Joseph Mensah

Personal information
- Date of birth: 29 September 1994 (age 30)
- Place of birth: Accra, Ghana
- Height: 1.69 m (5 ft 6+1⁄2 in)
- Position(s): Winger

Senior career*
- Years: Team / Apps / (Gls)
- 2012–2014: Liberty Professionals / 2 / (0)
- 2014: → Slavia Prague (loan) / 1 / (0)
- 2014–2017: Horsens / 58 / (2)
- 2018–2019: Sepsi OSK / 26 / (3)
- 2019–2020: İstanbulspor / 2 / (0)
- 2020: Bnei Yehuda / 6 / (1)
- 2020–2021: Politehnica Iași / 14 / (0)
- 2022–2023: FK Otrant-Olympic / 9 / (1)
- 2023–2024: Kozara Gradiška / 10 / (0)

= Joseph Mensah (footballer) =

Ghanaian footballer

Joseph Mensah (born 29 September 1994) is a Ghanaian professional footballer who plays as a left midfielder.

==Club career==

===AC Horsens===
After a successful one week trial, Mensah signed a two-year contract with the Danish club on 1 August 2014. After only two months in the club, Mensah signed a new contract again, this time until the summer 2017. Mensah had a good season for AC Horsens in the Danish 1st Division with 18 games played in the 2014/15 season.

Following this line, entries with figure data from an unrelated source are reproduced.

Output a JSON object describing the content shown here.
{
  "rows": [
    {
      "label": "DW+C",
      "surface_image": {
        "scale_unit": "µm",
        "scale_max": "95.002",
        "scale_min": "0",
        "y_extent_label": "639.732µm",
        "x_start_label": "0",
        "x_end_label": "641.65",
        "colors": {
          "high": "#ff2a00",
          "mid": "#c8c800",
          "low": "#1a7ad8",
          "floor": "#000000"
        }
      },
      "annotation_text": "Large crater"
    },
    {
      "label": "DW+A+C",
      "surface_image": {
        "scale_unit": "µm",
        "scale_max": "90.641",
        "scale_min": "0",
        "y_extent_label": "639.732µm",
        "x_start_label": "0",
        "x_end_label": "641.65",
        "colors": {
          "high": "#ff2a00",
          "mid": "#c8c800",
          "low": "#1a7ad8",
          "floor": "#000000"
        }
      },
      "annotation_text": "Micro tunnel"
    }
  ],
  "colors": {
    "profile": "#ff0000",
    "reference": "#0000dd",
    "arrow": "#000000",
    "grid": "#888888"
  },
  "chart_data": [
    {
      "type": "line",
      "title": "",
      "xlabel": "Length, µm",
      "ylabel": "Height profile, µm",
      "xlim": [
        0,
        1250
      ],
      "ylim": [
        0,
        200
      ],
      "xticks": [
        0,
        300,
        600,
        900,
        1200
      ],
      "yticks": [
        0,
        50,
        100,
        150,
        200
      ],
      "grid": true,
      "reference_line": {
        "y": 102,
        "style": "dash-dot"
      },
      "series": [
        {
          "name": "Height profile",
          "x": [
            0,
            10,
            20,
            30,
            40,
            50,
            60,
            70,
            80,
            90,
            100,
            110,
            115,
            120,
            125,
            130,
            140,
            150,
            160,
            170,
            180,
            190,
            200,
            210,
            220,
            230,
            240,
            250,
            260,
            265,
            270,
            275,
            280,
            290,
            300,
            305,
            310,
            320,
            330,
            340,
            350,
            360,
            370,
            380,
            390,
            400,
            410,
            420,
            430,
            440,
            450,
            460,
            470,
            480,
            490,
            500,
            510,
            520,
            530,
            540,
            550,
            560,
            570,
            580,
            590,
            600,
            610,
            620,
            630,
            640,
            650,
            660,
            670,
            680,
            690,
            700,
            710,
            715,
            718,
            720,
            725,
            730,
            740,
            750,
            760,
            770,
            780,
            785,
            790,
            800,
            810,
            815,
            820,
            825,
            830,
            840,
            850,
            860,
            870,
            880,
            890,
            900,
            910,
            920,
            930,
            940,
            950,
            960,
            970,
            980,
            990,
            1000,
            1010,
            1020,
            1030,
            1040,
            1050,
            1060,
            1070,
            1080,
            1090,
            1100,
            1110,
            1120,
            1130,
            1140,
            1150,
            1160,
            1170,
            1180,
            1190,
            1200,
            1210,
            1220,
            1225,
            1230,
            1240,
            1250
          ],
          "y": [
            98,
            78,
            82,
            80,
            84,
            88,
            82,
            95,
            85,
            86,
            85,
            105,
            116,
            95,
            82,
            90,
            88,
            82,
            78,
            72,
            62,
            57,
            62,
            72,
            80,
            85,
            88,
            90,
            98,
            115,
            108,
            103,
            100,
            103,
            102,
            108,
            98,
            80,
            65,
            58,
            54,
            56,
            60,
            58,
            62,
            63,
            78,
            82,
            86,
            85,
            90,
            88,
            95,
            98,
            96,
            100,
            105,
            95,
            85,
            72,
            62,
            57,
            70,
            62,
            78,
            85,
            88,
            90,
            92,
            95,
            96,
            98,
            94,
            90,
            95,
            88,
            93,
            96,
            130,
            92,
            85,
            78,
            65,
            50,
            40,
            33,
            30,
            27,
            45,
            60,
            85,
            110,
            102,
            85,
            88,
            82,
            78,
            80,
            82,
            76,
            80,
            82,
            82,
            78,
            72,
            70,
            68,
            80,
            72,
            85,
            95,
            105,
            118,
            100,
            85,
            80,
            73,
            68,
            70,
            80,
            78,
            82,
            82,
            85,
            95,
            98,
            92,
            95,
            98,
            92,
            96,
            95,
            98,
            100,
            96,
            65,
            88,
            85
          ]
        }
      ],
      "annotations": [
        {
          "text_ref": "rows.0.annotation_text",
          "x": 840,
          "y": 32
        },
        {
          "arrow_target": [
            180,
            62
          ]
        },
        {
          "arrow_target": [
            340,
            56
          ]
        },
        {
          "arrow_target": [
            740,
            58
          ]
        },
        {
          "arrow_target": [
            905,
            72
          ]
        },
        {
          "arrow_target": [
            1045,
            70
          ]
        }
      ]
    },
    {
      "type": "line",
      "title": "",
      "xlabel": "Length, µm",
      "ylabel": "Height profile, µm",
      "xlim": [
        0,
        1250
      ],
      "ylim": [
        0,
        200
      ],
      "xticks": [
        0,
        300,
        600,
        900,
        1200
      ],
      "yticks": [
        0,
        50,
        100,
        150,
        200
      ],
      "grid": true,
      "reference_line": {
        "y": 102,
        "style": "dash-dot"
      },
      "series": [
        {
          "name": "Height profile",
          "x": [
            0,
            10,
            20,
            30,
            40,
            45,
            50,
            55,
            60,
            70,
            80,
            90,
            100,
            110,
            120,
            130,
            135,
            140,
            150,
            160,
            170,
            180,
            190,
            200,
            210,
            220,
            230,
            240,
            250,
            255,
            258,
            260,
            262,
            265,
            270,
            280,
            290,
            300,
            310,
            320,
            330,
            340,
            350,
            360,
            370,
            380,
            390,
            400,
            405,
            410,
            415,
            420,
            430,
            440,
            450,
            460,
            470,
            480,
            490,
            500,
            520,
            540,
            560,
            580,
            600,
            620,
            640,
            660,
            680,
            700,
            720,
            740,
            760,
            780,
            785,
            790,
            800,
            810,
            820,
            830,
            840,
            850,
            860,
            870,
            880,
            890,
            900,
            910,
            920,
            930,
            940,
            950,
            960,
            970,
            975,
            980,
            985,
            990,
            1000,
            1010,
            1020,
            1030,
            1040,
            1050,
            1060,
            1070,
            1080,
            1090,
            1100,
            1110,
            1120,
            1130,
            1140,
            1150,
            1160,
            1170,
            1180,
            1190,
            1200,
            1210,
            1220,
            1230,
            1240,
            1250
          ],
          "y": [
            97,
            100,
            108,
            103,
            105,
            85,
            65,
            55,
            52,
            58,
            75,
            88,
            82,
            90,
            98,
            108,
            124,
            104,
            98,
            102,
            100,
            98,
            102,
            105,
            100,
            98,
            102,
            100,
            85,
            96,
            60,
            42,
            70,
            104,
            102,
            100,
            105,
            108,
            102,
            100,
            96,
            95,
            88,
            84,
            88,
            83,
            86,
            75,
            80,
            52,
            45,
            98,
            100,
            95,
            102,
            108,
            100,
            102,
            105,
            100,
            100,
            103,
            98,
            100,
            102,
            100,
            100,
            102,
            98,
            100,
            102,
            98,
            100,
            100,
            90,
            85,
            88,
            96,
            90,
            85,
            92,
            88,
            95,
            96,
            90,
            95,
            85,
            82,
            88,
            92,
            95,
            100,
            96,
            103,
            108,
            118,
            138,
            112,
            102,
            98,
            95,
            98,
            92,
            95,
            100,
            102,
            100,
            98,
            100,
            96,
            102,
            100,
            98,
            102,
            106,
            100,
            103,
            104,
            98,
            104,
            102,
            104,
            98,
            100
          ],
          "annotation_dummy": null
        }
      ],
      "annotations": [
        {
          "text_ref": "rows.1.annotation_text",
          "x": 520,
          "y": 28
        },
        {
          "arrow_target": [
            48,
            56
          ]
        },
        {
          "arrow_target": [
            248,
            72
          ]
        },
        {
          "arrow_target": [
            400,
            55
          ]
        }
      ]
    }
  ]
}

After two good seasons, Mensah suffered a broken shin injury, that kept him out for about 5–6 months in October 2016. However, he signed a contract extension just one month after his injury. He went back from the injury at the start of April 2017. Mensah's contract got terminated on 15 December 2017.